Core Concepts
The building blocks of Hubify Labs: labs, agents, experiments, papers, and knowledge.
Hubify Labs is built around a few key abstractions that map directly to how research actually works.
Labs
A lab is your isolated research environment. It contains everything related to a research project: experiments, agents, papers, data, figures, and a public website.
Every lab has:
- A unique slug (e.g.,
bigbounce) - Its own agent team
- A public site at
{slug}.hubify.app - Compute resources (GPU pods)
- A knowledge wiki
Labs are the top-level container.

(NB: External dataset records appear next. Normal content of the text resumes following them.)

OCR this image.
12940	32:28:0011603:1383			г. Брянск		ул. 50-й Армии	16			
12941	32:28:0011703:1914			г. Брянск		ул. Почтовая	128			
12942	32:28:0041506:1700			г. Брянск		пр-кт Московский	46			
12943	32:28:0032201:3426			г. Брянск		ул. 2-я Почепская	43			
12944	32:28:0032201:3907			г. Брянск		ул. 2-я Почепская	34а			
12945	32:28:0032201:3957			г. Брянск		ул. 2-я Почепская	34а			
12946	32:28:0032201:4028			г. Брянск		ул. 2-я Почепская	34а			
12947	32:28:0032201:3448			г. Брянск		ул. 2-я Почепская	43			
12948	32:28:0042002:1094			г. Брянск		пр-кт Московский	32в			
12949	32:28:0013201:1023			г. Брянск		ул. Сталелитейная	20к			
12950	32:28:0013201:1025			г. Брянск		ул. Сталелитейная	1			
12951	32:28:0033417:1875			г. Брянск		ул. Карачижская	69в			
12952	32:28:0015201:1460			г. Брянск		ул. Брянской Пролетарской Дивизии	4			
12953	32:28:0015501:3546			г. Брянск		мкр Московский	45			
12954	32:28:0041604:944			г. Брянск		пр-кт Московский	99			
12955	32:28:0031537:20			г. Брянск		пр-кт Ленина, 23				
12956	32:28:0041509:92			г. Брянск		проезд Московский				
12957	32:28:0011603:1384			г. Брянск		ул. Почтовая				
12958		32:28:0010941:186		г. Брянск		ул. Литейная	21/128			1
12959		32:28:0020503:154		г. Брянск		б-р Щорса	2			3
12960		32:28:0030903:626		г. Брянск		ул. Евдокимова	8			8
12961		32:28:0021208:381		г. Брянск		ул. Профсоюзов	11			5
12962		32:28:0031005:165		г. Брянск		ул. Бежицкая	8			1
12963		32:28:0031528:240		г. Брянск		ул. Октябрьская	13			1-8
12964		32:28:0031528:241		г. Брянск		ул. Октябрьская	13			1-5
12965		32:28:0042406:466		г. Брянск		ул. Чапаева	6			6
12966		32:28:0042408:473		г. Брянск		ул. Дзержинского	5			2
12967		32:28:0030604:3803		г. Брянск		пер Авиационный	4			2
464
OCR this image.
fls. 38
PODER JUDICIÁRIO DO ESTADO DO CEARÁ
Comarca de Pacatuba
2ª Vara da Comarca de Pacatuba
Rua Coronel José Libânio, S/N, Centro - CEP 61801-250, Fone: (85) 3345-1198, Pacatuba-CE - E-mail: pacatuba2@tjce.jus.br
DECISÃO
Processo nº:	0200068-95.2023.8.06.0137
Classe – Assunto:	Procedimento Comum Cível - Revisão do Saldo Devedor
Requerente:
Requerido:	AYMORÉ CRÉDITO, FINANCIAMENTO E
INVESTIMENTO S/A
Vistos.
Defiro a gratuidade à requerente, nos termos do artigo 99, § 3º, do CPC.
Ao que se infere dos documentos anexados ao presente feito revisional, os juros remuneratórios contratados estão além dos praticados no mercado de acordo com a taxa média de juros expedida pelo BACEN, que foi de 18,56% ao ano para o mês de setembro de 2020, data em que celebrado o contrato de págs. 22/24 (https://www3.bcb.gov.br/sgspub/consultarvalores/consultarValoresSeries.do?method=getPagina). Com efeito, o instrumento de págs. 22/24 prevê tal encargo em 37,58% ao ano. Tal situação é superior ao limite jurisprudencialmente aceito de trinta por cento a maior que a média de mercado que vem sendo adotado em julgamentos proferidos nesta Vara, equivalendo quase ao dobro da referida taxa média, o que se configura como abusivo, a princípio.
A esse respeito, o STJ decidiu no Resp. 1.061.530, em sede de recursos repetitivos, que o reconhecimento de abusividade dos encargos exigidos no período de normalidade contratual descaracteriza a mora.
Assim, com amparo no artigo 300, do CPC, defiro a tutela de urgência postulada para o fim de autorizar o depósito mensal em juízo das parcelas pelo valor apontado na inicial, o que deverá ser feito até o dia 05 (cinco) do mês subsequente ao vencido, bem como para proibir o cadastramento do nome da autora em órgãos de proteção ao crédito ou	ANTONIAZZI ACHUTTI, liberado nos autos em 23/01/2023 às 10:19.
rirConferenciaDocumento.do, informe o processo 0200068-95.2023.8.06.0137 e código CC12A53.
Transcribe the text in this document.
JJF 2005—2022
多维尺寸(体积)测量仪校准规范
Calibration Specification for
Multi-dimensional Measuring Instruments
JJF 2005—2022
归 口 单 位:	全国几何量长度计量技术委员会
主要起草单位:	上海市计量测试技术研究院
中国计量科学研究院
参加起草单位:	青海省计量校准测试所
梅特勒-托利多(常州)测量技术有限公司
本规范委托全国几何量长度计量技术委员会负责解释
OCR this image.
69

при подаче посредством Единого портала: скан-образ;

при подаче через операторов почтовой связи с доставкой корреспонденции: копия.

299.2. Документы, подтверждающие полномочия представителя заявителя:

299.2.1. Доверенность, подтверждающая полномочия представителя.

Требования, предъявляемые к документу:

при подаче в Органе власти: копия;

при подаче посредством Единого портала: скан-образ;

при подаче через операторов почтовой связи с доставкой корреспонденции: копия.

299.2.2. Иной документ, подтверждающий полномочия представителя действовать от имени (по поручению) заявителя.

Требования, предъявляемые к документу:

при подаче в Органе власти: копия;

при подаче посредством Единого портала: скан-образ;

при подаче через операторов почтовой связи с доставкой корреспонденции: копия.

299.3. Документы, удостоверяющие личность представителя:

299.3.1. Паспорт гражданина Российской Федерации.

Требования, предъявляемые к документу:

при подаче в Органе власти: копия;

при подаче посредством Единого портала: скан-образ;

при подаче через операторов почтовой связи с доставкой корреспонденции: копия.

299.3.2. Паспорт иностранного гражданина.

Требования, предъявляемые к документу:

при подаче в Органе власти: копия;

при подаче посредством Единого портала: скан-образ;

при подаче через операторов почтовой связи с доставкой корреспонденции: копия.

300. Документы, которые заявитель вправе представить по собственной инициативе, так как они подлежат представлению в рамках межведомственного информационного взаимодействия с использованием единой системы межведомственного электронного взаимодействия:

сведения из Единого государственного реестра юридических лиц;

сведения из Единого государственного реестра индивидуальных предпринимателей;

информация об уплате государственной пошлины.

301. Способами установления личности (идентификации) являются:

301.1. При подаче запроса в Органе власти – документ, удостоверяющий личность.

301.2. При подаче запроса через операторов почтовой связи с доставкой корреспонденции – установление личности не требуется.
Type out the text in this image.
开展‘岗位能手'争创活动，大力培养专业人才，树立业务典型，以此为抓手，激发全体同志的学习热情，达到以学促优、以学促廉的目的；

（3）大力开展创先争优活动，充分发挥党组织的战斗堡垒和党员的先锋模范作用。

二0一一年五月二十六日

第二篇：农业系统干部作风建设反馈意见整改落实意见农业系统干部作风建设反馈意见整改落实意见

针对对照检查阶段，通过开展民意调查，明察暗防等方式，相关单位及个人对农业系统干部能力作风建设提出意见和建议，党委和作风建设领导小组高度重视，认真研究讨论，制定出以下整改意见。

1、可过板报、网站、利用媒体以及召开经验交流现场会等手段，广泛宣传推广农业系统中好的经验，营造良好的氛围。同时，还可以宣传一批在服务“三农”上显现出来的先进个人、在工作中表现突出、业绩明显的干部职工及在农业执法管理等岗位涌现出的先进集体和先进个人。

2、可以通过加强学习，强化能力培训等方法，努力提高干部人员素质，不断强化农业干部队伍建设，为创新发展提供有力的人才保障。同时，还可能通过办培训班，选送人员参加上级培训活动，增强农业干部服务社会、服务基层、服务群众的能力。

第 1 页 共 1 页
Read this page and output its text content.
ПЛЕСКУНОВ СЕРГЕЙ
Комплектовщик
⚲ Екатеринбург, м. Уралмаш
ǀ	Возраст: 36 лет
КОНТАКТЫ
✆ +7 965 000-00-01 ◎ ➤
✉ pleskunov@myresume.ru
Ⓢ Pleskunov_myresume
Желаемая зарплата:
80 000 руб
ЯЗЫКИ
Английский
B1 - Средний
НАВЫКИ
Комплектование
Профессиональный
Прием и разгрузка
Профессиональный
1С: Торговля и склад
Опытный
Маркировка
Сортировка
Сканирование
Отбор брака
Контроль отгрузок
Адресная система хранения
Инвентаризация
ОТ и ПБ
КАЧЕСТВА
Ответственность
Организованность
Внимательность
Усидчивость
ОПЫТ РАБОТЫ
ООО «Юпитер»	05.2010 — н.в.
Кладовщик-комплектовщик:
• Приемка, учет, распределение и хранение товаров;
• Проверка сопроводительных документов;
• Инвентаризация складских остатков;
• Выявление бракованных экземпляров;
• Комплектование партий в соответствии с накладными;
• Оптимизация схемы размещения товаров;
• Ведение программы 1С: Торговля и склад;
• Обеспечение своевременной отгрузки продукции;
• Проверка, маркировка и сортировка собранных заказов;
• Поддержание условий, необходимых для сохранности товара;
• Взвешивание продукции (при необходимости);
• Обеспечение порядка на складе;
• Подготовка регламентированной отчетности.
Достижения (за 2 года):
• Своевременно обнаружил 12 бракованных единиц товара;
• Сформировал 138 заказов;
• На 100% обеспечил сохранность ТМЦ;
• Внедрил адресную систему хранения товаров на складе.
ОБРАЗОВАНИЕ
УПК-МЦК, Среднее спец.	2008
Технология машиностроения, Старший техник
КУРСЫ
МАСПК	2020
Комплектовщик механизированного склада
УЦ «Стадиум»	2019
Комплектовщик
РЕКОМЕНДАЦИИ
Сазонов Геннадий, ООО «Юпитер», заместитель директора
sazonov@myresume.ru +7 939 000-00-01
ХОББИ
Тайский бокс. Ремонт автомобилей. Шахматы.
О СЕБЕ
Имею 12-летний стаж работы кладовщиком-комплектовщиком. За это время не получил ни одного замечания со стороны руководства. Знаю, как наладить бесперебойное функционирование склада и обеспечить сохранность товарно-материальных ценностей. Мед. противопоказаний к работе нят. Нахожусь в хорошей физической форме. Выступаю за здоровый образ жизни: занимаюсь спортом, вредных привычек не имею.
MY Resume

Everything else lives inside a lab.
Agents
Hubify Labs uses a hierarchical multi-agent system:
| Role | Description | Reasoning Level |
|---|---|---|
| Orchestrator | Routes tasks, manages priorities, talks to Captain | High (Opus 4.6) |
| Lead Agents | Direct specific domains (research, papers, cosmology) | High (Opus 4.6) |
| Worker Agents | Execute specific tasks (figures, analysis, wiki updates) | Low (Haiku 4.5) |
The orchestrator routes work by reasoning level:
- High reasoning — strategy, peer review, paper writing → Orchestrator or Leads
- Medium reasoning — analysis, code generation → Leads or Workers
- Low reasoning — data processing, formatting → Workers
Cross-model peer review is mandatory. No echo chambers — reviews use GPT, Gemini, Grok, and Perplexity alongside Claude.
Experiments
An experiment is a discrete research task with:
- A unique ID (e.g.,
EXP-054) - Status:
queued→running→complete/failed - Assigned agent(s)
- GPU pod allocation
- Input data and output results
- QC (quality control) gate
Experiments are the atomic unit of research progress. The Houston Method requires every experiment to pass a QC gate before results are accepted.
Papers
The paper pipeline takes research from raw results to arXiv-ready PDF:
- Results from experiments feed into paper sections
- Lead agents draft and review sections
- Cross-model peer review catches errors
- LaTeX compilation produces the PDF
- Figures are auto-generated and placed
All papers use revtex4-2 (Physical Review D format) for consistency.
Knowledge Base
Every lab has a Karpathy-style structured wiki that grows automatically:
- Entities (objects, surveys, instruments)
- Concepts (theories, methods, parameters)
- Sources (papers, datasets, catalogs)
- Comparisons (model A vs model B)
Agents update the wiki as they work. It becomes the lab's institutional memory.
Compute
GPU compute is provisioned through:
- RunPod — H100/H200 pods for heavy computation (Phase 1, available now)
- Modal — Serverless GPU functions (coming soon)
The system auto-optimizes for cost: if a cheaper pod running longer costs more than a faster pod, it picks the faster one.